You’re right... I hadn’t thought of that, the ending does recall Alfred Bester’s optimism. Driscoll is not Bester’s Gully Foyle, but he does play a crucial role in this realistic version of evolution as progress.
The Stars: My Destination may qualify as fantasy, what with “jaunting” and Foyle’s emergence as a new interstellar life form. Spiraling In, on the contrary, remains “hard” science fiction: the terraforming and the artificial intelligence — perhaps in the form of a quantum computer — are conceivable as being someday within the realm of possibility.
Alfred Bester and Arthur C. Clarke share an “upward and outward” optimism, although Bester has none of Clarke’s cynicism. That’s probably why Bester concludes his novel — somewhat curiously — with Christian symbolism, something Clarke would have abhorred.

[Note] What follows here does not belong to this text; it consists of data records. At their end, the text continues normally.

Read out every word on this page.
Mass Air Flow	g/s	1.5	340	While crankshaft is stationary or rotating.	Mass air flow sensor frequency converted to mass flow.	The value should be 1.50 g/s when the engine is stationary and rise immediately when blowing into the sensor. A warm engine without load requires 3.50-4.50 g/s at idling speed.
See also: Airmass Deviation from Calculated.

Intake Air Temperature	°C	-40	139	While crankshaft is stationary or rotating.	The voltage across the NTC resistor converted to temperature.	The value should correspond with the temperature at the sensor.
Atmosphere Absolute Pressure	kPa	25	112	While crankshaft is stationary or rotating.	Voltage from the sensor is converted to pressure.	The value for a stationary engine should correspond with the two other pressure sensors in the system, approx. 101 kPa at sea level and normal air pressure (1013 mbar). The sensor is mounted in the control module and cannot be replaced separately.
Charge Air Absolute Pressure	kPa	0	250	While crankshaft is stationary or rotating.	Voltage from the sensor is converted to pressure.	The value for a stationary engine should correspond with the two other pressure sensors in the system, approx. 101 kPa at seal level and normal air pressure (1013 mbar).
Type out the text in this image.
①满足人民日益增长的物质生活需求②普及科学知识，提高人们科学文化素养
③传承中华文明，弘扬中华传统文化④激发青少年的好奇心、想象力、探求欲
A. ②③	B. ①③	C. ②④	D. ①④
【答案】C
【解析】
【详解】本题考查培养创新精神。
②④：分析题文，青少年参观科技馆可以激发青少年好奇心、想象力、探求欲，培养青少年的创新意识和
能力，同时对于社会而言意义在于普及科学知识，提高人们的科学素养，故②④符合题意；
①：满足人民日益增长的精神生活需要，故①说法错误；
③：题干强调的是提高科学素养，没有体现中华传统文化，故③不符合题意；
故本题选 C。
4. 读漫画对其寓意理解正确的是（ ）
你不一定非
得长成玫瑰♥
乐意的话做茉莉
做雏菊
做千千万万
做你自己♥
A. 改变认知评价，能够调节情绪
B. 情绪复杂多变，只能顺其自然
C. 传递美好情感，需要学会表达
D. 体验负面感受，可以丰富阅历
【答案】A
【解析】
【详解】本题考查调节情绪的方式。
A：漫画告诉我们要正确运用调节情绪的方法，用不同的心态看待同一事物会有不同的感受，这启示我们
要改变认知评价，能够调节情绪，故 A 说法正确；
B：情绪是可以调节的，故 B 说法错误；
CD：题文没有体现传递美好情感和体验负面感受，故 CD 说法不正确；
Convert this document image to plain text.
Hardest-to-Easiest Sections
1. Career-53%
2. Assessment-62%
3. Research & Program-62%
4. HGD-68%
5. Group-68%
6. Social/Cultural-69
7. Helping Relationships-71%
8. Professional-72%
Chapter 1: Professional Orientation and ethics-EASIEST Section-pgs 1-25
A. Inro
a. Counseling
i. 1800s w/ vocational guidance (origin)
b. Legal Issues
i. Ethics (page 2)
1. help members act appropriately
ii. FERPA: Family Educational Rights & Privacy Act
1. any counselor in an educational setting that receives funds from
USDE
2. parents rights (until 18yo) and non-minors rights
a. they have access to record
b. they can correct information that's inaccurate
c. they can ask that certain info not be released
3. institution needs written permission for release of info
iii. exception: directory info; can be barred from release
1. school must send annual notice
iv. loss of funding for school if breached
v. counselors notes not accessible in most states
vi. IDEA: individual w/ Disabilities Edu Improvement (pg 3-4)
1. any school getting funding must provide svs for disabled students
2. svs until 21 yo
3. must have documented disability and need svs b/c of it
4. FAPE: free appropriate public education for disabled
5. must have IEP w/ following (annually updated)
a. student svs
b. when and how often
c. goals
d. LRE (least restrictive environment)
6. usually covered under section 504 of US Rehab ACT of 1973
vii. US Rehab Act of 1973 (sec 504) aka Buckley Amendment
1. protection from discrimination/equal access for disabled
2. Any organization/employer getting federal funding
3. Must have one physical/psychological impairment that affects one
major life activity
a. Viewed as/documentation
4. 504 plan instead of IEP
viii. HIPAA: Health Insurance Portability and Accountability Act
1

Spiraling In uses similar symbolism, namely Demeter, but it is taken from the natural world. Alfred Bester’s and Mark Bonica’s visions aren’t mutually exclusive; historically they’ve always been seen as complementary. And ultimately the choice of symbolism may be beside the point.
In the end, if there is such a thing, Driscoll himself is the center of the “spiral.” He returns to Rogue, where his primordial microbes are bringing life to a desert planet and where, at the same time, an ultimately advanced artifact, the computer, came to life.